Today was Aidan’s end of the year preschool program. I smiled as they recited the Preamble to the Constitution, stumble-mumbling over unfamiliar phrases like “domestic tranquility” and “general welfare”. I beamed as he did his “part” saying the words to “Hey Diddle Diddle” that he had effortlessly memorized after one reading from me. And I fought a leaden lump in my middle when other kids’ laughter after his recitation completely changed his demeanor. He went from smiles to this:
And it wasn’t any huge deal that anyone noticed. But I know my boy…and I knew what this face meant for his insides.
Preschool has been a mixed bag. With most of the *lessons* being social rather than ABC oriented. And the social lessons crush my heart. I debated long over whether to pull him out around February because he dreaded going daily (and I really don’t think preschool is a necessity). “Boys are mean.” “I hate school.” “I don’t feel good.” “No one likes me.” But his teacher assured me that nothing out of the ordinary was going on and the lesson of sticking with & pushing through despite seemed too important (not sure if that decision was wrong or right even now). Still. It’s an arrow in the heart to watch the sinking of sky-high self-esteem. To watch the birth of self-doubt. To not be able to *fix* it all. With a kiss. Or a band-aid.

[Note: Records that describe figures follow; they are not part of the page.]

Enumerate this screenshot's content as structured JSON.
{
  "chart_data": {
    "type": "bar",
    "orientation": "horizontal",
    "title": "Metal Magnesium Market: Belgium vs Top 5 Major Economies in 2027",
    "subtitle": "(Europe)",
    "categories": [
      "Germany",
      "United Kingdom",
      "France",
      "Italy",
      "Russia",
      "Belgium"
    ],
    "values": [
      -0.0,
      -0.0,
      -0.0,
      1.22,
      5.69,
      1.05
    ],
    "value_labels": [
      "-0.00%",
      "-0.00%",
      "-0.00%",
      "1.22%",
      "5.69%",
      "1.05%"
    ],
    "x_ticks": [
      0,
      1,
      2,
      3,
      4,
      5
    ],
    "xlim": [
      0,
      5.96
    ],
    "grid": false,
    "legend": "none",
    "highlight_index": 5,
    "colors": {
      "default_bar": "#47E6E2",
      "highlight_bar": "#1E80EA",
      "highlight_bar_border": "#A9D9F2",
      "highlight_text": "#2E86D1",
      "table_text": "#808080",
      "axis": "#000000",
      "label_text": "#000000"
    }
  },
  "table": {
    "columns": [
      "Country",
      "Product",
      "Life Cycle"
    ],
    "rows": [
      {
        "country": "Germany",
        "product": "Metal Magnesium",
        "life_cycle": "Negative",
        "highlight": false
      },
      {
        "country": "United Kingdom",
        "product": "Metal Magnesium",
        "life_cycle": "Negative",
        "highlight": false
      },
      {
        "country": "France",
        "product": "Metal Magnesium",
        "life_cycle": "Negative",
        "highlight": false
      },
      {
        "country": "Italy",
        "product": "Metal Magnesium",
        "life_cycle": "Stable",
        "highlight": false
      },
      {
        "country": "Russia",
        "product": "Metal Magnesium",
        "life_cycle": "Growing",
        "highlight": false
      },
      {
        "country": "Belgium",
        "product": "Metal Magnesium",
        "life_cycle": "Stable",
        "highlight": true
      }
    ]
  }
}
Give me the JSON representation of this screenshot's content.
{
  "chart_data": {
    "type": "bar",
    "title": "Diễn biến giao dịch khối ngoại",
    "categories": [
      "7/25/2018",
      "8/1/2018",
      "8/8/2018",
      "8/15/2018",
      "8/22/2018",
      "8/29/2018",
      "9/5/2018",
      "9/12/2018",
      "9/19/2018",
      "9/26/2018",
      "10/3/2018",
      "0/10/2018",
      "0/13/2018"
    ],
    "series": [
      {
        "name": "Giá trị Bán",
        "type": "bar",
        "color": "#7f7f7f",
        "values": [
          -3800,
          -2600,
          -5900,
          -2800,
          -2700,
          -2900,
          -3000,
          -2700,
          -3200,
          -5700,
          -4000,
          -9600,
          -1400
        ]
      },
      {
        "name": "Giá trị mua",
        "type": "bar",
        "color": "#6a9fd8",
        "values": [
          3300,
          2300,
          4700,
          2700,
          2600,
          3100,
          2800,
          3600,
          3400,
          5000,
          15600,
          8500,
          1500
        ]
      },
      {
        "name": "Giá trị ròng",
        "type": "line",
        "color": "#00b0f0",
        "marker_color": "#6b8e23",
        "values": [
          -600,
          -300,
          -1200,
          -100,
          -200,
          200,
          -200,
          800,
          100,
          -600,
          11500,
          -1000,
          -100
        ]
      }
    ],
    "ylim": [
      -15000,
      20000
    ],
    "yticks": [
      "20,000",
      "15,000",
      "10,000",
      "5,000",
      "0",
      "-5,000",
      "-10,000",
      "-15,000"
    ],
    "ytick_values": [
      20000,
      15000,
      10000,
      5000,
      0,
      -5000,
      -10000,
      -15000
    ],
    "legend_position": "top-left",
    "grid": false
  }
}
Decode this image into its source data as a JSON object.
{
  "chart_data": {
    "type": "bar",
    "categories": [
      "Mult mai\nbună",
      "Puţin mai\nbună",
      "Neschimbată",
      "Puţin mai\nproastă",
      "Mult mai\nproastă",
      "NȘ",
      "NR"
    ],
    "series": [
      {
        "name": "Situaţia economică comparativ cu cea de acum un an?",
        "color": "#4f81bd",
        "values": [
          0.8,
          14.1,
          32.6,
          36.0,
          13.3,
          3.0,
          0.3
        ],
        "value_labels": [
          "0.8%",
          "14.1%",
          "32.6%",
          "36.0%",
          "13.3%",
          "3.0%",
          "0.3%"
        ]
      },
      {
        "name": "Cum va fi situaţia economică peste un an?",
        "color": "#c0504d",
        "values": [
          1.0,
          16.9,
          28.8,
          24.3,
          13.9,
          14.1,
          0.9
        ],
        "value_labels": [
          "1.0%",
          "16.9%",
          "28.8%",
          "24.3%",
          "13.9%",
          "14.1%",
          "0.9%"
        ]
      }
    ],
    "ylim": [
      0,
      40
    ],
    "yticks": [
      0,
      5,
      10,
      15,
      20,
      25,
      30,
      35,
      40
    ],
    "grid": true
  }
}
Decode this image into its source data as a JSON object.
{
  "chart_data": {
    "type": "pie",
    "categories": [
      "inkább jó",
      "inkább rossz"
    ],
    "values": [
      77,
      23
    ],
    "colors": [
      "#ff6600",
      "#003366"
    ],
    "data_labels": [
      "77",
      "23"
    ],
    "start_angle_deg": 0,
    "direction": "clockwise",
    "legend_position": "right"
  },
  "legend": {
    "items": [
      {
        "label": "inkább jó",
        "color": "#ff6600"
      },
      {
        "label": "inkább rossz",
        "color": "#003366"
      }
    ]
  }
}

And it hurts double to know that so, so much, much more is waiting to be faced.
There's a definite and high price to being a Thinker and a Feeler. I watch the difference between Aidan (who thinks & feels & internalizes) and Davyn (who breezes through life with a smile). This is one of the Big battles of life, in my mind. Believing in yourself. Despite. And not just for a 4-year-old boy. I consider myself. Sometimes I feel the quiet Confidence of who I am. And sometimes that lasts for a long while. But sometimes I flounder and second guess anything & everything that others say…anything & everything that I say. I want to help my Aidan find more of the former than the latter. To cure this human foible once and for all. Because it hurts far more to feel it for him than for my own self.